Pandémie
Des solutions visant à pallier la pénurie de matériel de protection avec peu de moyens se développent et se partagent librement à travers le monde

Confrontés au manque de matériel médical à l’échelle mondiale, médecins et chercheurs mettent au point des solutions simples mais innovantes destinées à se prémunir contre le virus. Découverte de quelques-unes de ces inventions «do-it-yourself», dont l’efficacité est en cours d’évaluation.
Hsien Yung Lay, anesthésiste au Mennonite Christian Hospital à Taïwan, a imaginé une boîte en plastique destinée à protéger les médecins lors de l’intubation des patients atteints du Covid-19, une manipulation associée à un important risque de contamination par le coronavirus. Son dispositif est destiné à pallier le manque de PAPR (appareil respiratoire à adduction d’air filtré) utilisés pour protéger ceux qui les portent d’un air contaminé.

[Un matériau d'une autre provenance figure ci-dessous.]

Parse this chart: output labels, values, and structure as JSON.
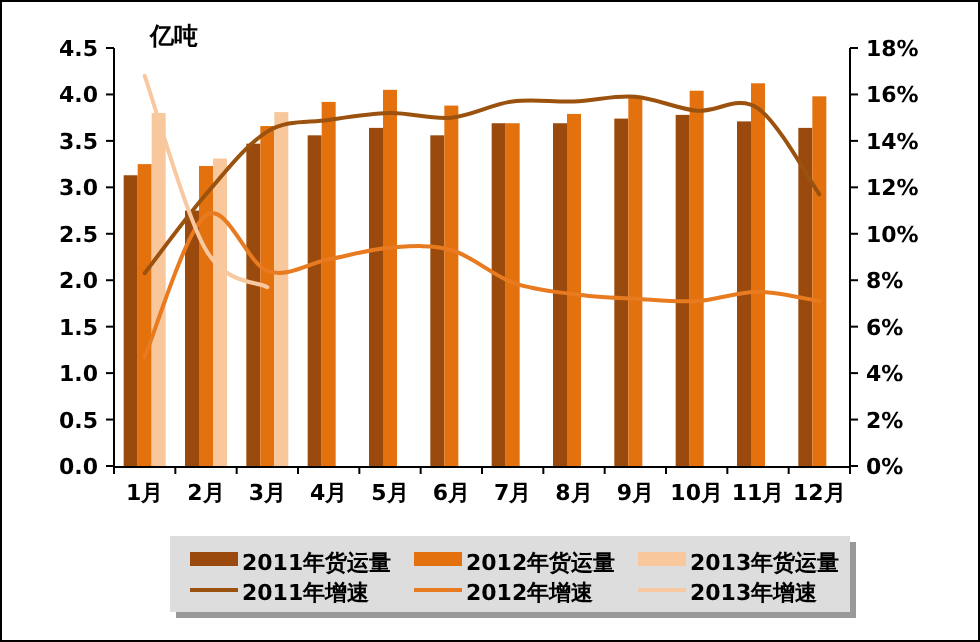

Le principe de cette invention, baptisée Aerosol Box, est très simple. Il s’agit d’une boîte en plastique qui se place au-dessus de la tête du patient pour éviter la projection de gouttelettes si ce dernier tousse. Deux trous sont pratiqués pour permettre aux médecins d’y glisser leurs mains pour réaliser l’intubation. Selon Hsien Yung Lay, le dispositif ne coûte que quelques dizaines de dollars et peut être réutilisé à condition d’être désinfecté. Le médecin a mis en ligne les plans de cette boîte.
Dans une lettre publiée sur le site du New England Journal of Medicine, des médecins de Boston (Massachusetts) rendent compte d’une expérience pour évaluer l’efficacité du dispositif. A l’aide d’un ballon rempli d’un liquide fluorescent placé à l’intérieur d’un mannequin, ils ont simulé une toux pour observer la projection de gouttelettes avec et sans le dispositif. L’utilisation de la boîte permet d’éviter la contamination des équipements de protection portés par le praticien, à l’exception des gants placés à l’intérieur du dispositif.
Les auteurs indiquent tout de même que les conditions de cette expérience ne reproduisent pas les effets d’une toux réelle, notamment la projection d’aérosol. Pour son usage, des équipements de protection individuels traditionnels restent nécessaires en plus de l’utilisation. Ils soulignent également que la boîte peut entraver les mouvements du médecin s’il ne s’est pas entraîné à l’utiliser.
Des objets détournés de leur usage premier
Cet exemple n’est pas unique. Un consortium coordonné par le Centre national français de la recherche scientifique (CNRS), auquel participe notamment l’EPFL, a indiqué mardi 14 avril dans un communiqué s’être lancé dans la production industrielle d’adaptateurs permettant d’équiper de filtres antiviraux des masques de plongée de la marque Decathlon. Des masques également destinés aux professionnels de la santé en contact avec des patients atteints du Covid-19.
L’idée est venue de l’équipe du professeur Manu Prakash, enseignant en bio-ingénierie à l’Université de Stanford, qui a utilisé une imprimante 3D pour développer cet adaptateur. Là encore, les données de cette innovation ont été mises en ligne en open source.
Les masques de la marque Decathlon avaient déjà été détournés par un médecin de Brescia en Italie pour servir à équiper des appareils d’assistance respiratoire. Aux Etats-Unis, ABC News se faisait également l’écho d’une initiative visant à utiliser des appareils destinés à la surveillance à distance des bébés pour observer les patients tout en limitant les contacts.
Ces solutions ont en commun un développement qui nécessite peu de moyens et une diffusion libre. Elles prennent souvent ancrage dans la communauté des makers, ces personnes qui inventent ou détournent des objets en créant leurs propres techniques et avec les moyens du bord. Cette communauté s’est fortement mobilisée pour imprimer en 3D des supports pour des visières en plastique à destination des soignants. Développées dans l’urgence, ces inventions doivent cependant encore être testées de manière rigoureuse, avant que leur efficacité soit validée scientifiquement.